His colleague, English teacher John Boegman, says he can no longer do a drawing exercise when he teaches about Ray Bradbury’s novel Fahrenheit 451 due to overcrowding. The book includes a poem to which he asks students to react by drawing on a large poster. But with 34 students in his ninth-grade class, there is no room to draw, so class time is lost while everyone troops down to the cafeteria to finish.
“Thirty-four students are way too many,” he says, recalling how state funding that used to limit his class to 20 was instead routed into the district’s general fund. “It’s not ethical for the district to do that, but it’s legal to do it.”
In contract negotiations now, the 1,600-member Fremont Unified District Teachers Association (FUDTA) hopes class size grievances — like the 54 filed last fall by FUDTA on behalf of Mission San Jose educators — will pressure the district to agree to stronger contract language on class size maximums. Other grievances had limited success. Even special education classes have increased from 12 to 17 students, says FUDTA President Brannin Dorsey.

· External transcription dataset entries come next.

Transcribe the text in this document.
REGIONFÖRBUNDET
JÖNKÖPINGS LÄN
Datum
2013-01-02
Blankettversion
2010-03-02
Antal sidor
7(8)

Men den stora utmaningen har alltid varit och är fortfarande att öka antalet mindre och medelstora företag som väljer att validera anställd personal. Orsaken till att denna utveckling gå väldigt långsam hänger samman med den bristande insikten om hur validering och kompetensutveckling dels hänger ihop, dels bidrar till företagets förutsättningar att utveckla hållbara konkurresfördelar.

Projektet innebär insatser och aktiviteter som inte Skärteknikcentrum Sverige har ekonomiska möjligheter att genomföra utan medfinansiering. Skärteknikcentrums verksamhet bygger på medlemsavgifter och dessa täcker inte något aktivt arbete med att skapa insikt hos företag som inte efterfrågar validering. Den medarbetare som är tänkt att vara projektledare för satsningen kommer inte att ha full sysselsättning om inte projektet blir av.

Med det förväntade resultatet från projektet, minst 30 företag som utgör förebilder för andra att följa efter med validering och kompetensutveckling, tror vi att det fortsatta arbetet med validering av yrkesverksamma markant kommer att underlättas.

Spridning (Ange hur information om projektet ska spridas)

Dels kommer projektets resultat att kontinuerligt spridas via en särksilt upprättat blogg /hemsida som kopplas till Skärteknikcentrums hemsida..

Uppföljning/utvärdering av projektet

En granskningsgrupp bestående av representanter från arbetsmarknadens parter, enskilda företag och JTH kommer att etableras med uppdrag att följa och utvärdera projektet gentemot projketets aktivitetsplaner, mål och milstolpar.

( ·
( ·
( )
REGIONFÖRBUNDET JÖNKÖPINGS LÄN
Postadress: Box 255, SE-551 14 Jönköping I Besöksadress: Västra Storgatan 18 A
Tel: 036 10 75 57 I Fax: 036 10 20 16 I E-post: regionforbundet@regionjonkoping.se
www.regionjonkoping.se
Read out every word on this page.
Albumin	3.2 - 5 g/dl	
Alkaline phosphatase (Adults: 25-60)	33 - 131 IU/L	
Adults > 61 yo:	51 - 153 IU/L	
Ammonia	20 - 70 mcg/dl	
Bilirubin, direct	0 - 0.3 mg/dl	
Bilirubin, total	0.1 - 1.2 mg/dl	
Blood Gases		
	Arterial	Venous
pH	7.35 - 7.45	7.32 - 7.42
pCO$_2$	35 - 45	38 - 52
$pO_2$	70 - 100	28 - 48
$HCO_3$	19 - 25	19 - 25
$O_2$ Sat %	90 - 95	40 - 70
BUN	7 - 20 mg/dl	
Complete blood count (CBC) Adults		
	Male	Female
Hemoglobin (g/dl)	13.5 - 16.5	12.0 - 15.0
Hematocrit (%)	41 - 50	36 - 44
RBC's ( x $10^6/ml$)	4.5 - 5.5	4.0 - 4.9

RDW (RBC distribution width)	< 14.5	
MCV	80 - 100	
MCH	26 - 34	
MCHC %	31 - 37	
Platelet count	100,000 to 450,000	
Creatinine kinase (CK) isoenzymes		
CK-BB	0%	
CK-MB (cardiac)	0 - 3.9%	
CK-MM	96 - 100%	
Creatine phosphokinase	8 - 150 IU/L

“These are our most needy students, and they’re just packing them in there,” she says, noting that some PE classes have up to 63 kids at once. “It’s just not safe.”
The problem, Dorsey says, is one that teachers in other districts face — contract language that’s not clear enough. In Fremont, class sizes are capped at 30 for K-6 classrooms, but for middle and high schools the cap is actually only a “goal” of 30, on average. The goal is 12 for special education students.
“We are fighting for student learning conditions,” Dorsey says. “We’re just getting started and we’re not going away.”